Kevin J. Morrison is a San Francisco-based writer and ALS activist.
Science
A push to end a fractured approach to post-fire contamination removal
The patchwork efforts to identify and safely remove contamination left by the 2025 Eaton and Palisades fires has been akin to the Wild West.
Experts have given conflicting guidance on best practices. Shortly after the fires, the federal government suddenly refused to adhere to California’s decades-old post-fire soil-testing policy; California later considered following suit.
Meanwhile, insurance companies have resisted remediation practices widely recommended by scientists for still-standing homes.
A new bill introduced this week by state Assemblymember John Harabedian (D-Pasadena) aims to change that by creating statewide science-based standards for the testing and removal of contamination deposited by wildfires — specifically within still-standing homes, workplaces and schools, and in the soil around those structures.
“In a state where we’ve had a number of different wildfires that have happened in urban and suburban areas, I was shocked that we didn’t have a black-and-white standard and protocol that would lay out a uniform post-fire safety standard for when a home is habitable again,” Harabedian said.
The bill, AB 1642, would task the state’s Department of Toxic Substances Control with creating standards by July 1, 2027. The standards would only serve as guidance — not requirements — but even that would be helpful, advocates say.
“Guidance, advisories — those are extremely helpful for families that are trying to return home safely,” said Nicole Maccalla, who leads data science efforts with Eaton Fire Residents United, a grassroots organization addressing contamination in still-standing homes. “Right now, there’s nothing … which means that insurance companies are the decision-makers.

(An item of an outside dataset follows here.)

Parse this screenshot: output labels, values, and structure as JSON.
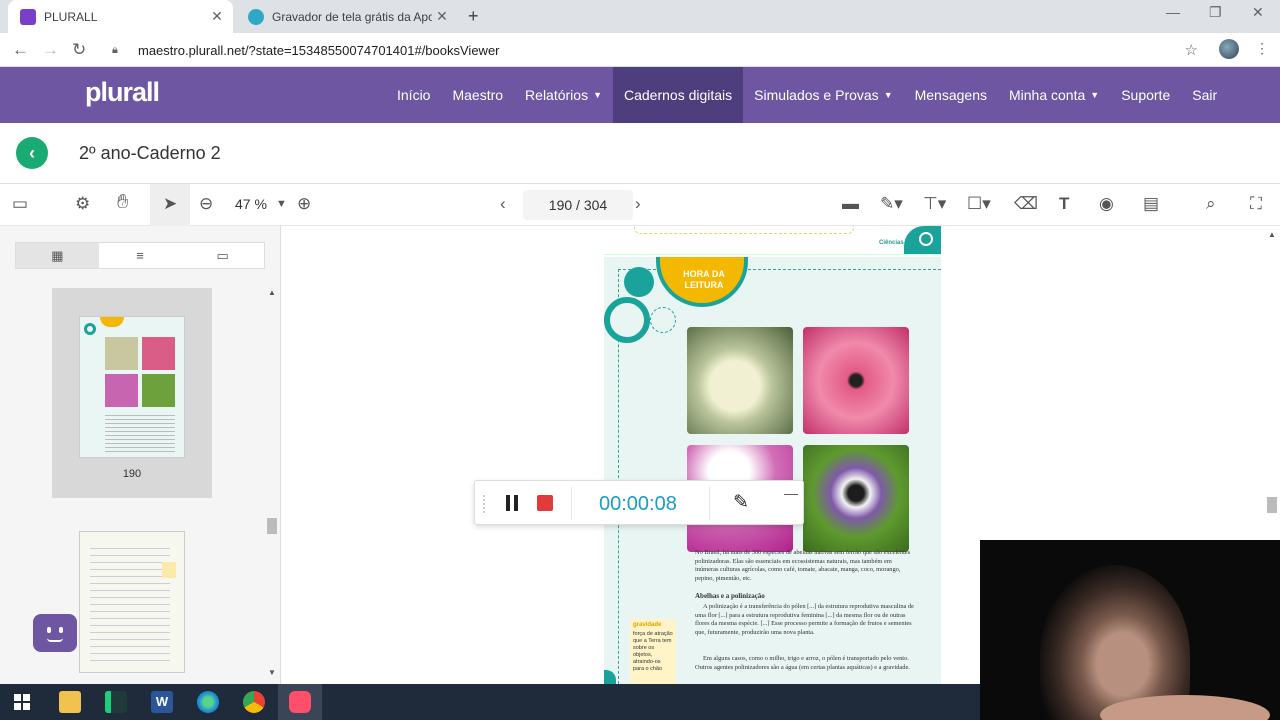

And they don’t necessarily prioritize human health. They’re running a business.”
Maccalla supports tasking DTSC with determining what levels of contamination pose an unacceptable health risk, though she does want the state to convene independent experts including physicians, exposure scientists and remediation professionals to address the best testing procedures and cleanup techniques.
Harabedian said the details are still being worked out.
“What’s clear from my standpoint, is, let’s let the public health experts and the science and the scientists actually dictate what the proper standards and protocol is,” Harabedian said. “Not bureaucrats and definitely not insurance companies.”
For many residents with still-standing homes that were blanketed in toxic soot and ash, clear guidance on how to restore their homes to safe conditions would be a much welcome relief.
Insurance companies, environmental health academics, and professionals focused on addressing indoor environmental hazards have all disagreed on the necessary steps to restore homes, creating confusion for survivors.
Insurance companies and survivors have routinely fought over who is responsible for the costs of contamination testing. Residents have also said their insurers have pushed back on paying for the replacement of assets like mattresses that can absorb contamination, and any restoration work beyond a deep clean, such as replacing contaminated wall insulation.
Scientists and remediation professionals have clashed over which contaminants homeowners ought to test for after a fire. Just last week, researchers hotly debated the thoroughness of the contamination testing at Palisades Charter High School’s campus. The school district decided it was safe for students to return; in-person classes began Tuesday.
Harabedian hopes the new guidelines could solidify the state’s long-standing policy to conduct comprehensive, post-fire soil testing.
Not long after the federal government refused to adhere to the state’s soil testing policy, Nancy Ward, the former director of the California Governor’s Office of Emergency Services, had privately contemplated ending state funding for post-fire soil testing as well, according to an internal memo obtained by The Times.
“That debate, internally, should have never happened,” Harabedian said. “Obviously, if we have statewide standards that say, ‘This is what you do in this situation,’ then there is no debate.”